A PX se define como uma espécie de “plataforma de engrenagens” da logística. De um lado, o aplicativo Motorista PX conecta caminhoneiros a fretes; de outro, o Ajudante PX oferece mão de obra sob medida para carga, descarga e operações de galpão.

Completam o sistema a Academia PX, que treina profissionais com foco em segurança e desempenho, e a Radar PX, gerenciadora de risco interna da holding. A ideia é que, combinadas, essas frentes tornam o transporte rodoviário mais seguro, eficiente e previsível para quem dirige e para quem contrata.

A plataforma tenta organizar um pedaço da economia que sempre funcionou muito mais na base da confiança informal do que em dados: a relação entre caminhoneiros, transportadoras e embarcadores.

A tecnologia da PX entra para dar visibilidade ao histórico do motorista, reduzir risco de calote e atrasos para quem contrata e, ao mesmo tempo, oferecer mais previsibilidade de renda para quem vive na estrada.

“A proposta é colocar o motorista no centro das decisões, reduzir riscos operacionais e gerar ganhos de eficiência com tecnologia e dados”, afirma Oliveira.

O anúncio da expansão vem junto de uma mudança de desenho interno. A empresa criou duas novas vice-presidências — Jurídica e de Crescimento — e promoveu o cofundador Djefrei Pasch e o executivo Thiago Alam para esses postos.

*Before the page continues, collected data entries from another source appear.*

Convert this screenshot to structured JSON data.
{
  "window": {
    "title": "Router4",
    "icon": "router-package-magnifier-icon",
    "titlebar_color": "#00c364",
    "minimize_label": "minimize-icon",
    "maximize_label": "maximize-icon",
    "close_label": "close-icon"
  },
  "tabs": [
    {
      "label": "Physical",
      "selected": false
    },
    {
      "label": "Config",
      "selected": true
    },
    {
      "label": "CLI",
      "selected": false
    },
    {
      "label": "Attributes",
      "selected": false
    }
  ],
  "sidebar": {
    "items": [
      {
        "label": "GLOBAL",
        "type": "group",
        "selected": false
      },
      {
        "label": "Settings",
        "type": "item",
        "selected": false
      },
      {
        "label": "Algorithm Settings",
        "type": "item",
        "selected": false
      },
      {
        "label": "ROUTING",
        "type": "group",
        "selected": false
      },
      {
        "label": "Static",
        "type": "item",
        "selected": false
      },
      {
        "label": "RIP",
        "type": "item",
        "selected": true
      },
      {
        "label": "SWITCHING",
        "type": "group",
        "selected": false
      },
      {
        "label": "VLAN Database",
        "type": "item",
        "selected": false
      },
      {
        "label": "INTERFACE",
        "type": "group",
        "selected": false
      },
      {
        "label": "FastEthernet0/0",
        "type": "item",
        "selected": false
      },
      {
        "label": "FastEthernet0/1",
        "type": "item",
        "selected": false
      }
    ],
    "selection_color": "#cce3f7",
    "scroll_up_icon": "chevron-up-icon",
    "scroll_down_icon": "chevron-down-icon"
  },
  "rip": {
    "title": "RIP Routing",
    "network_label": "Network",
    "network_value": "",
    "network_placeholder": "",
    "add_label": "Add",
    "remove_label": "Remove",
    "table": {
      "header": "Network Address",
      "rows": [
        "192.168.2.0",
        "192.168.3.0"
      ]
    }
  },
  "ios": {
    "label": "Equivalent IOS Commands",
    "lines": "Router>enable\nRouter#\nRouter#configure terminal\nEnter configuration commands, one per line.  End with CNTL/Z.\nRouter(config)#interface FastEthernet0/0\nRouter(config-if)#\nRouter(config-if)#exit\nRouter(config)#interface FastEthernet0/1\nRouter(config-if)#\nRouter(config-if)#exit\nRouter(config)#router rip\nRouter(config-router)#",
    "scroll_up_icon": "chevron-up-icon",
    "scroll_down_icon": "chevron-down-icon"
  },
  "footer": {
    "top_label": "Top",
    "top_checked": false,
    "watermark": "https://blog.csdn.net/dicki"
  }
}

Para o CEO e cofundador André Oliveira, o reforço de governança é pré-requisito para operar em um setor “altamente sensível, com impacto direto na vida de milhares de motoristas”.

Texas, IA e a ‘gig economy’

Segundo a empresa, a expansão geográfica — que inclui a ida para São Paulo e, agora, o plano de internacionalização — só se sustenta se vier acompanhada de decisões mais estruturadas.

Para Oliveira, a operação americana é uma chance de “começar muita coisa do zero”, aproveitando tecnologias que não existiam quando a PX nasceu em 2019. A aposta é usar intensivamente agentes de IA para personalizar o atendimento, cruzar dados de múltiplas fontes e oferecer uma experiência mais segura e eficiente tanto para motoristas quanto para transportadoras.

Do lado dos caminhoneiros, a ideia é ir além da simples oferta de fretes em um app. A PX quer usar dados para indicar quais transportadoras pagam melhor, cumprem prazos e têm histórico de tratar bem os profissionais — um ponto sensível em um setor marcado por desconfiança mútua.

Já para as transportadoras, a promessa é oferecer mais profundidade no histórico dos motoristas, permitindo assumir riscos maiores, pagar melhor e firmar contratos mais longos com quem se destaca.

“Hoje existe muito conflito: a transportadora diz que o motorista não entrega, o motorista diz que a transportadora não paga direito”, diz Carneiro. “Se a gente constrói confiança com dados, fica mais fácil tomar o risco de pagar mais caro e criar relações de longo prazo.”